In legal malpractice cases, the narrow exception for gross or obvious errors is limited to circumstances in which an attorney failed to perform an obvious, usually ministerial task, such as missing a filing deadline. In this type of situation, expert testimony is not required because laymen have a common knowledge that is requisite to understand whether or not a lawyer has failed to complete a ministerial task.
In Nystrom v. Campbell, the plaintiff sued her former attorney for legal malpractice, pertaining to the defendant’s representation of the plaintiff in her divorce. Nystrom v. Campbell, 124 N.E.3d 709 (Mass. App. 2019), review denied, 127 N.E.3d 272 (Mass. 2019). The plaintiff asserted that her former attorney made several mistakes in her representation—during the trial, at trial, and after trial. Id. The plaintiff did not survive summary judgment because she failed to provide expert testimony to show that her attorney failed to meet the proper standard of care. Id.
Here, expert testimony was necessary because laymen are not in a position to determine the requirements of professional conduct, especially regarding the defendant’s actions/inaction during various phases of the trial. For instance, the plaintiff alleges legal malpractice in the context of cross-examination at trial; juries do not have independent knowledge as to the proper level of care required during cross-examination, and therefore, testimony from a qualified legal expert is required.
The plaintiff argued that the defendant’s acts and omissions were so gross and obvious that the jury could determine negligence even in the absence of expert testimony. This assertion failed because juries do not possess the common knowledge to recognize negligence in legal malpractice matters during complicated phases of trial; rather, this is the job for an expert. Here, expert testimony was required to inform the jury as to the intricacies of the lawyer’s duty to their client during cross-examination at trial; this is simply not common knowledge amongst laymen and therefore is not the proper case for the narrow exception for gross and obvious errors which do not require expert testimony.
On the other hand, certain issues in a legal malpractice claim do not require expert testimony. In a legal malpractice action, expert testimony as to questions of law should be precluded because they are not the proper subject for expert testimony—expert testimony on how a jurist would have decided an issue is improper and inadmissible. For instance, in Greenspun v. Boghossian, The plaintiff brought a legal malpractice claim against the defendant’s after his former wife bought out his interest in the former marital residence for one-half of its value, claiming that his attorney failed to properly incorporate into an antenuptial agreement an agreed-upon provision that would have entitled his wife to only a small fraction of the home’s value. Greenspun v. Boghossian, 126 N.E.3d 99, 101 (Mass. App. 2019). After the plaintiff and his former wife decided to marry back in the summer of 2008, they collaboratively drafted an agreement on Google doc’s as to their premarital assets and debts, and their mutual property and financial obligations going forward. Id. “The Google doc contained a section titled “Real Estate Bought for Cash,” which provided that “[i]f one partner’s savings are used to purchase real estate with no mortgage, the other partner will accrue a 2.5 percent ownership interest in the real estate every year after the purchase, assuming the marriage is intact, up to a maximum ownership interest of 50 percent.” Id. Around that same time, the plaintiff retained the defendant attorneys to draft an antenuptial agreement based on the Google doc, and he emphasized that one of the most important terms in the Google doc was the section entitled “Real Estate Bought for Cash.” Id. During the process, the plaintiff reviewed the drafts and gave his feedback, but ultimately the plaintiff relied on the defendant to create an agreement that implemented the terms in the Google doc and protected his interests. Id. at 102.

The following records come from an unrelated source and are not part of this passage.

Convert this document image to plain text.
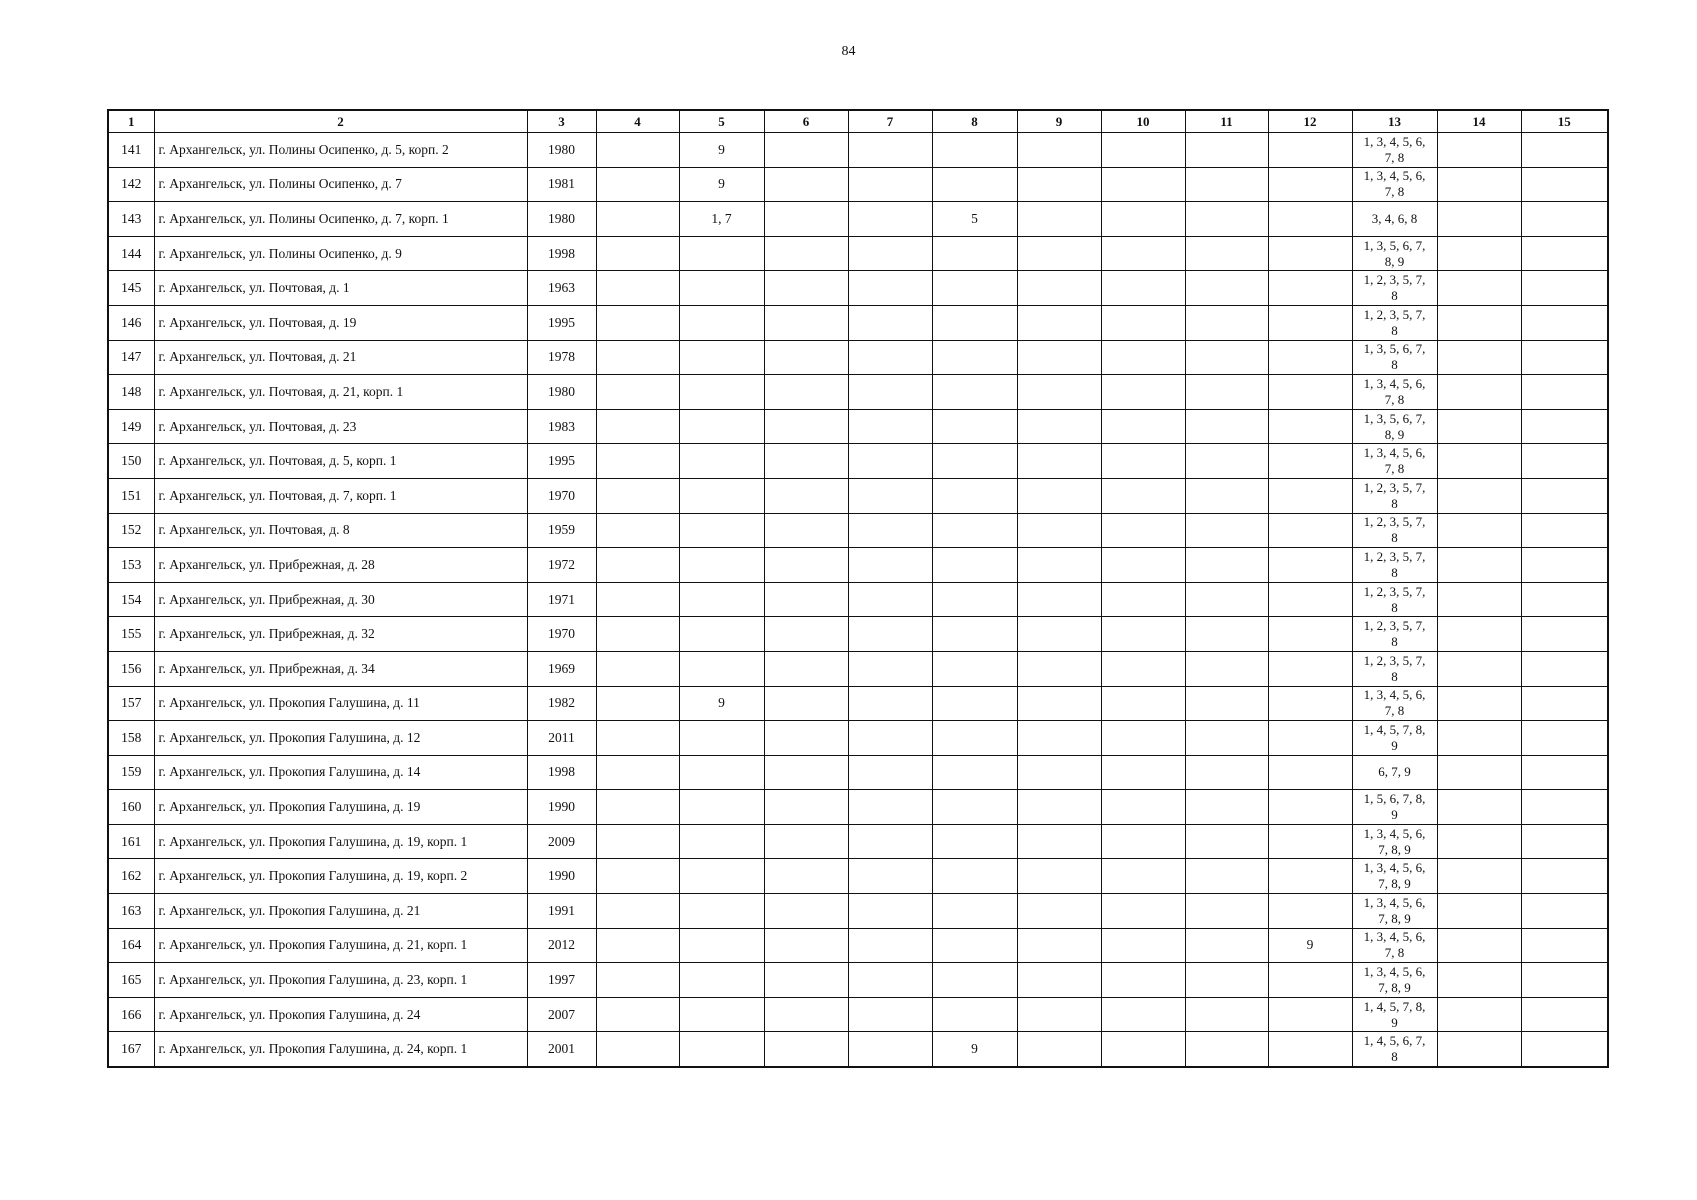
84
1	2	3	4	5	6	7	8	9	10	11	12	13	14	15
141	г. Архангельск, ул. Полины Осипенко, д. 5, корп. 2	1980		9								1, 3, 4, 5, 6, 7, 8		
142	г. Архангельск, ул. Полины Осипенко, д. 7	1981		9								1, 3, 4, 5, 6, 7, 8		
143	г. Архангельск, ул. Полины Осипенко, д. 7, корп. 1	1980		1, 7			5					3, 4, 6, 8		
144	г. Архангельск, ул. Полины Осипенко, д. 9	1998										1, 3, 5, 6, 7, 8, 9		
145	г. Архангельск, ул. Почтовая, д. 1	1963										1, 2, 3, 5, 7, 8		
146	г. Архангельск, ул. Почтовая, д. 19	1995										1, 2, 3, 5, 7, 8		
147	г. Архангельск, ул. Почтовая, д. 21	1978										1, 3, 5, 6, 7, 8		
148	г. Архангельск, ул. Почтовая, д. 21, корп. 1	1980										1, 3, 4, 5, 6, 7, 8		
149	г. Архангельск, ул. Почтовая, д. 23	1983										1, 3, 5, 6, 7, 8, 9		
150	г. Архангельск, ул. Почтовая, д. 5, корп. 1	1995										1, 3, 4, 5, 6, 7, 8		
151	г. Архангельск, ул. Почтовая, д. 7, корп. 1	1970										1, 2, 3, 5, 7, 8		
152	г. Архангельск, ул. Почтовая, д. 8	1959										1, 2, 3, 5, 7, 8		
153	г. Архангельск, ул. Прибрежная, д. 28	1972										1, 2, 3, 5, 7, 8		
154	г. Архангельск, ул. Прибрежная, д. 30	1971										1, 2, 3, 5, 7, 8		
155	г. Архангельск, ул. Прибрежная, д. 32	1970										1, 2, 3, 5, 7, 8		
156	г. Архангельск, ул. Прибрежная, д. 34	1969										1, 2, 3, 5, 7, 8		
157	г. Архангельск, ул. Прокопия Галушина, д. 11	1982		9								1, 3, 4, 5, 6, 7, 8		
158	г. Архангельск, ул. Прокопия Галушина, д. 12	2011										1, 4, 5, 7, 8, 9		
159	г. Архангельск, ул. Прокопия Галушина, д. 14	1998										6, 7, 9		
160	г. Архангельск, ул. Прокопия Галушина, д. 19	1990										1, 5, 6, 7, 8, 9		
161	г. Архангельск, ул. Прокопия Галушина, д. 19, корп. 1	2009										1, 3, 4, 5, 6, 7, 8, 9		
162	г. Архангельск, ул. Прокопия Галушина, д. 19, корп. 2	1990										1, 3, 4, 5, 6, 7, 8, 9		
163	г. Архангельск, ул. Прокопия Галушина, д. 21	1991										1, 3, 4, 5, 6, 7, 8, 9		
164	г. Архангельск, ул. Прокопия Галушина, д. 21, корп. 1	2012									9	1, 3, 4, 5, 6, 7, 8		
165	г. Архангельск, ул. Прокопия Галушина, д. 23, корп. 1	1997										1, 3, 4, 5, 6, 7, 8, 9		
166	г. Архангельск, ул. Прокопия Галушина, д. 24	2007										1, 4, 5, 7, 8, 9		
167	г. Архангельск, ул. Прокопия Галушина, д. 24, корп. 1	2001					9					1, 4, 5, 6, 7, 8		
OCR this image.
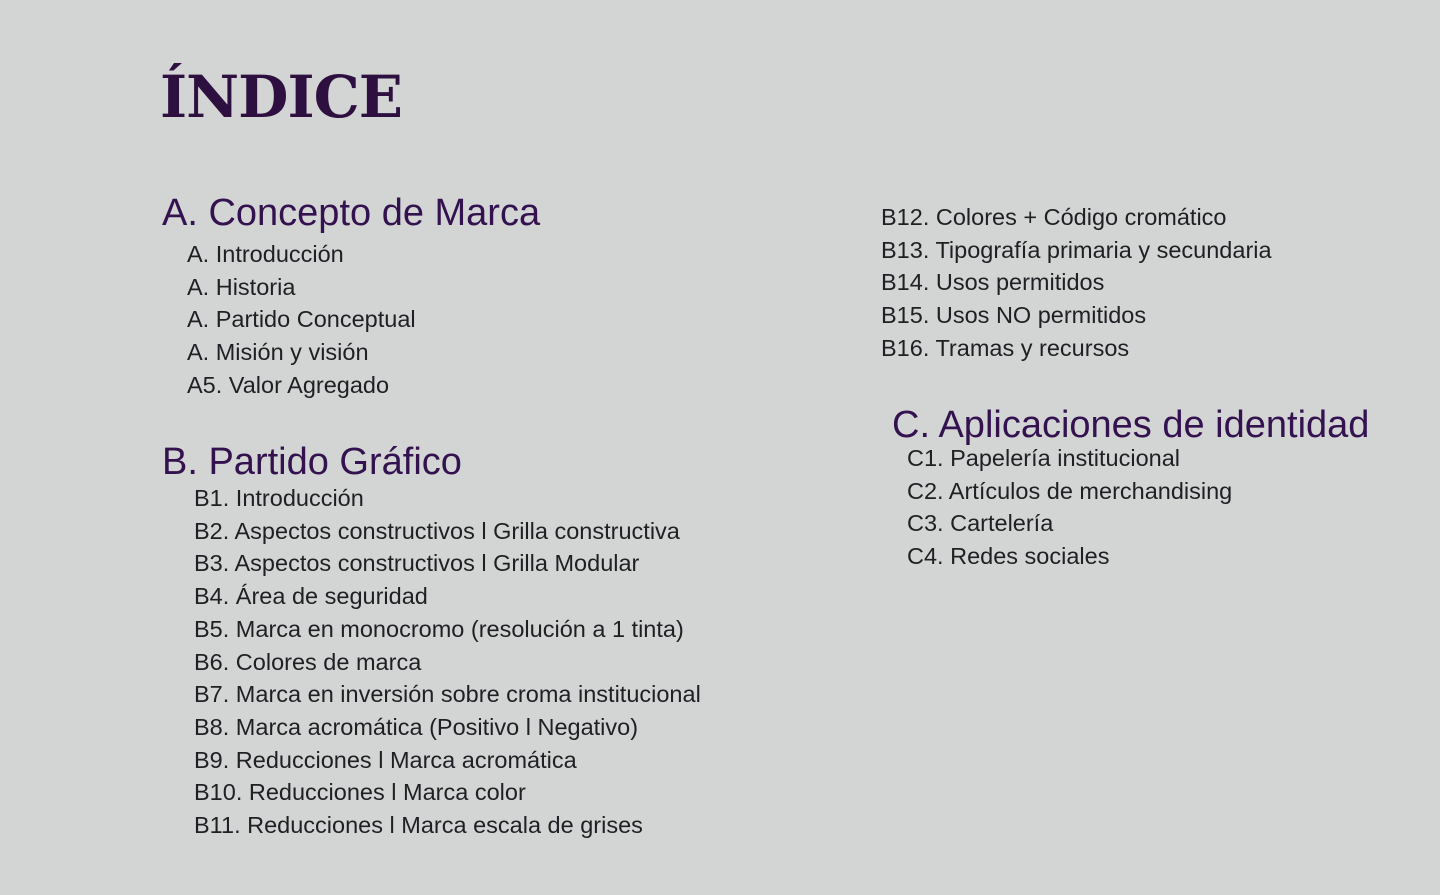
ÍNDICE
A. Concepto de Marca
A. Introducción
A. Historia
A. Partido Conceptual
A. Misión y visión
A5. Valor Agregado
B. Partido Gráfico
B1. Introducción
B2. Aspectos constructivos l Grilla constructiva
B3. Aspectos constructivos l Grilla Modular
B4. Área de seguridad
B5. Marca en monocromo (resolución a 1 tinta)
B6. Colores de marca
B7. Marca en inversión sobre croma institucional
B8. Marca acromática (Positivo l Negativo)
B9. Reducciones l Marca acromática
B10. Reducciones l Marca color
B11. Reducciones l Marca escala de grises
B12. Colores + Código cromático
B13. Tipografía primaria y secundaria
B14. Usos permitidos
B15. Usos NO permitidos
B16. Tramas y recursos
C. Aplicaciones de identidad
C1. Papelería institucional
C2. Artículos de merchandising
C3. Cartelería
C4. Redes sociales
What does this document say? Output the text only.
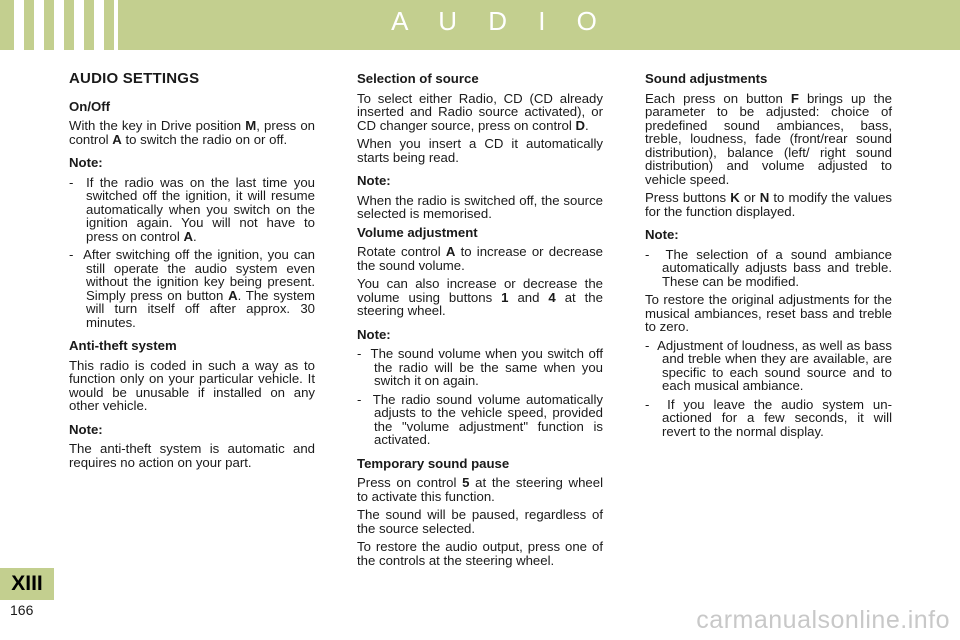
A U D I O
AUDIO SETTINGS
On/Off

With the key in Drive position M, press on control A to switch the radio on or off.

Note:

-  If the radio was on the last time you switched off the ignition, it will resume automatically when you switch on the ignition again. You will not have to press on control A.

-  After switching off the ignition, you can still operate the audio system even without the ignition key being present. Simply press on button A. The system will turn itself off after approx. 30 minutes.

Anti-theft system

This radio is coded in such a way as to function only on your particular vehicle. It would be unusable if installed on any other vehicle.

Note:

The anti-theft system is automatic and requires no action on your part.

Selection of source

To select either Radio, CD (CD already inserted and Radio source activated), or CD changer source, press on control D.

When you insert a CD it automatically starts being read.

Note:

When the radio is switched off, the source selected is memorised.

Volume adjustment

Rotate control A to increase or decrease the sound volume.

You can also increase or decrease the volume using buttons 1 and 4 at the steering wheel.

Note:

-  The sound volume when you switch off the radio will be the same when you switch it on again.

-  The radio sound volume automatically adjusts to the vehicle speed, provided the "volume adjustment" function is activated.

Temporary sound pause

Press on control 5 at the steering wheel to activate this function.

The sound will be paused, regardless of the source selected.

To restore the audio output, press one of the controls at the steering wheel.

Sound adjustments

Each press on button F brings up the parameter to be adjusted: choice of predefined sound ambiances, bass, treble, loudness, fade (front/rear sound distribution), balance (left/ right sound distribution) and volume adjusted to vehicle speed.

Press buttons K or N to modify the values for the function displayed.

Note:

-  The selection of a sound ambiance automatically adjusts bass and treble. These can be modified.

To restore the original adjustments for the musical ambiances, reset bass and treble to zero.

-  Adjustment of loudness, as well as bass and treble when they are available, are specific to each sound source and to each musical ambiance.

-  If you leave the audio system un- actioned for a few seconds, it will revert to the normal display.

XIII
166	carmanualsonline.info
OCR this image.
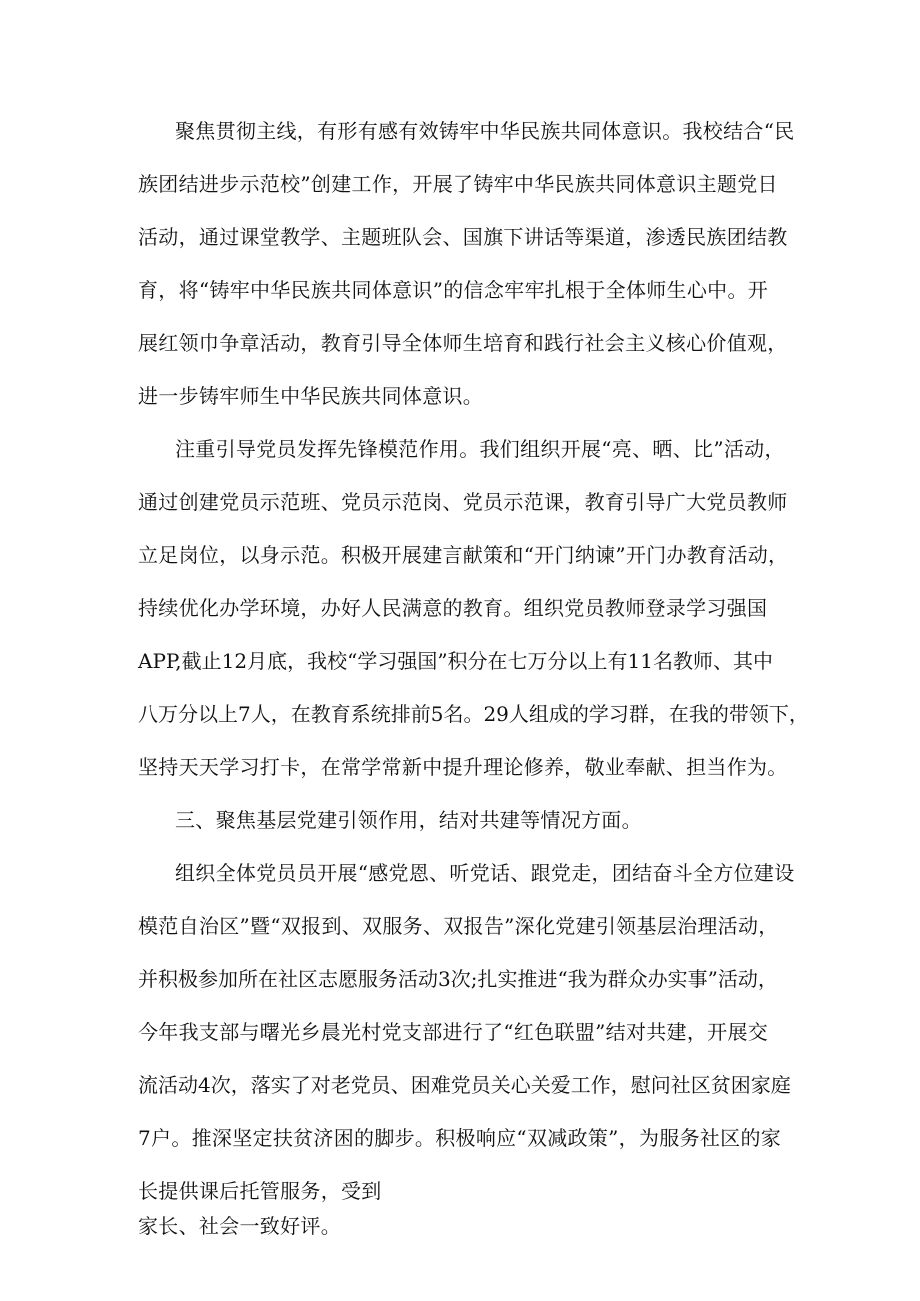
聚焦贯彻主线，有形有感有效铸牢中华民族共同体意识。我校结合“民
族团结进步示范校”创建工作，开展了铸牢中华民族共同体意识主题党日
活动，通过课堂教学、主题班队会、国旗下讲话等渠道，渗透民族团结教
育，将“铸牢中华民族共同体意识”的信念牢牢扎根于全体师生心中。开
展红领巾争章活动，教育引导全体师生培育和践行社会主义核心价值观，
进一步铸牢师生中华民族共同体意识。
注重引导党员发挥先锋模范作用。我们组织开展“亮、晒、比”活动，
通过创建党员示范班、党员示范岗、党员示范课，教育引导广大党员教师
立足岗位，以身示范。积极开展建言献策和“开门纳谏”开门办教育活动，
持续优化办学环境，办好人民满意的教育。组织党员教师登录学习强国
APP,截止12月底，我校“学习强国”积分在七万分以上有11名教师、其中
八万分以上7人，在教育系统排前5名。29人组成的学习群，在我的带领下，
坚持天天学习打卡，在常学常新中提升理论修养，敬业奉献、担当作为。
三、聚焦基层党建引领作用，结对共建等情况方面。
组织全体党员员开展“感党恩、听党话、跟党走，团结奋斗全方位建设
模范自治区”暨“双报到、双服务、双报告”深化党建引领基层治理活动，
并积极参加所在社区志愿服务活动3次;扎实推进“我为群众办实事”活动，
今年我支部与曙光乡晨光村党支部进行了“红色联盟”结对共建，开展交
流活动4次，落实了对老党员、困难党员关心关爱工作，慰问社区贫困家庭
7户。推深坚定扶贫济困的脚步。积极响应“双减政策”，为服务社区的家
长提供课后托管服务，受到
家长、社会一致好评。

The plaintiff brought a legal malpractice case against the defendants after his former wife bought out her interest in their former marital home because if the Google doc provision had applied, his former wife’s interest in the house would have only been 7.5 percent instead of fifty percent. Id. at 102-03. “To prevail on a claim of negligence by an attorney, a client must demonstrate that the attorney failed to exercise reasonable care and skill in handling the matter for which the attorney was retained …; that the client has incurred a loss; and that the attorney’s negligence is the proximate cause of the loss.” Id. Specifically at issue here is the causation element—the causation element requires a plaintiff to prove that he probably would have obtained a better result had the attorney exercised adequate skill and care. Id. at 104. The question as to whether what the outcome would have been had the attorney acted reasonably is often referred to as a “trial within a trial” where the new trier of fact would decide whether the attorney was negligent and what the outcome of the underlying litigation would have been if the attorney was not negligent. Id. at 104.
Ultimately, the court concluded that the motion judge erred in ruling that the plaintiff was required to present expert evidence on the issue of causation in the form of an opinion that the antenuptial agreement would have been determined valid if drafted in accordance with provisions set forth in the Google doc. Id. at 106. All the plaintiff needed to show was that if the antenuptial agreement would have been drafted in accordance with the Google doc, and if it was valid, that there was a connection between the variance from the plaintiff’s express wishes and the loss that resulted from the former wife’s buyout of the former family home. This was enough to move past the summary judgment phase, for all the plaintiff needed to demonstrate was that the attorney did not obey his lawful requests, and as a result, the plaintiff suffered a loss, for which the defendant attorney is responsible for.